The report states, “Among all post-9/11 veterans who report having had traumatic experiences during their time in the military, 72% say they have had flashbacks, repeated distressing memories or recurring dreams of those incidents. Among post-9/11 combat veterans, the share is slightly higher—75% of those who say they had traumatic experiences while they were in the service also say they've had flashbacks or nightmares related to those incidents.”

“The military is issuing prescription meds like anti-anxiety and pain medications to troops in combat to keep them from breaking down.”

In 2008, the New York Times reported that Iraq and Afghanistan veterans had committed 121 homicides, but most of the crimes were related to drugs and alcohol; one in four veterans between the ages of 18 and 25 met the criteria for a substance abuse disorder, and 18 veterans a day commit suicide in the United States—a casualty rate that will continue long after the wars end. The Rand study estimated that returning veterans with PTSD and depression will cost the nation as much as $6.2 billion in the two years following deployment.

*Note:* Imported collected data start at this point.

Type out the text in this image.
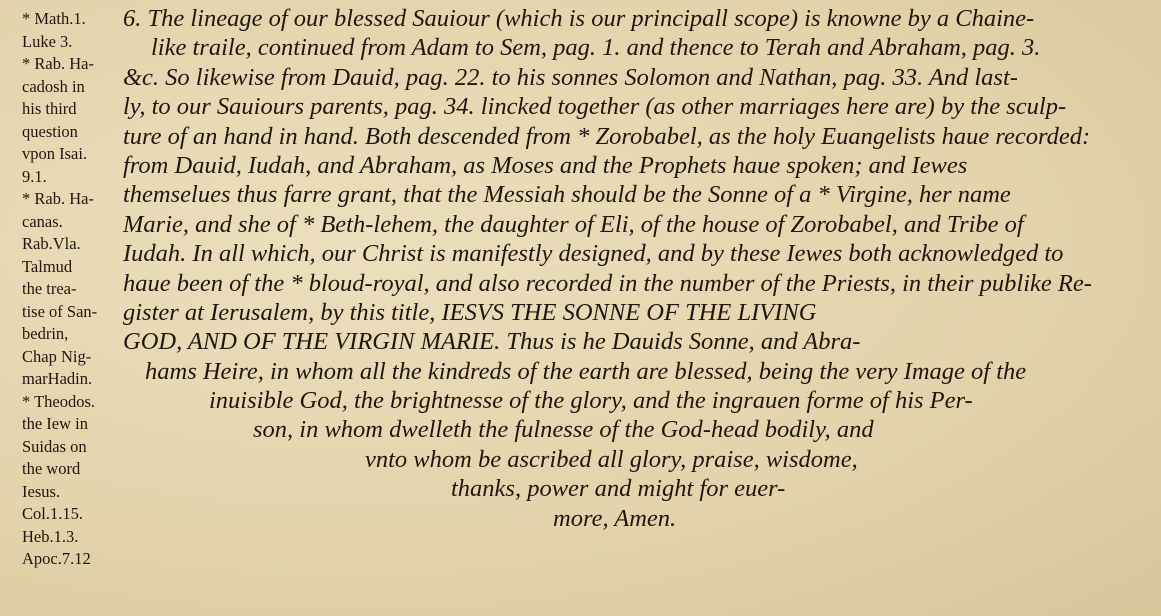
* Math.1.
Luke 3.
* Rab. Ha-
cadosh in
his third
question
vpon Isai.
9.1.
* Rab. Ha-
canas.
Rab.Vla.
Talmud
the trea-
tise of San-
bedrin,
Chap Nig-
marHadin.
* Theodos.
the Iew in
Suidas on
the word
Iesus.
Col.1.15.
Heb.1.3.
Apoc.7.12
6. The lineage of our blessed Sauiour (which is our principall scope) is knowne by a Chaine-
like traile, continued from Adam to Sem, pag. 1. and thence to Terah and Abraham, pag. 3.
&c. So likewise from Dauid, pag. 22. to his sonnes Solomon and Nathan, pag. 33. And last-
ly, to our Sauiours parents, pag. 34. lincked together (as other marriages here are) by the sculp-
ture of an hand in hand. Both descended from * Zorobabel, as the holy Euangelists haue recorded:
from Dauid, Iudah, and Abraham, as Moses and the Prophets haue spoken; and Iewes
themselues thus farre grant, that the Messiah should be the Sonne of a * Virgine, her name
Marie, and she of * Beth-lehem, the daughter of Eli, of the house of Zorobabel, and Tribe of
Iudah. In all which, our Christ is manifestly designed, and by these Iewes both acknowledged to
haue been of the * bloud-royal, and also recorded in the number of the Priests, in their publike Re-
gister at Ierusalem, by this title, IESVS THE SONNE OF THE LIVING
GOD, AND OF THE VIRGIN MARIE. Thus is he Dauids Sonne, and Abra-
hams Heire, in whom all the kindreds of the earth are blessed, being the very Image of the
inuisible God, the brightnesse of the glory, and the ingrauen forme of his Per-
son, in whom dwelleth the fulnesse of the God-head bodily, and
vnto whom be ascribed all glory, praise, wisdome,
thanks, power and might for euer-
more, Amen.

But the addiction and alcohol issues are not only due to PTSD. Says Hunter, “The military is issuing prescription meds like anti-anxiety and pain medications to troops in combat to keep them from breaking down—and to keep them functioning.” Psychologists are unsure of the impact, but some suggest that by using drugs to keep soldiers functioning who have already been exposed to multiple traumatic events they continue to be exposed when they would otherwise have broken down.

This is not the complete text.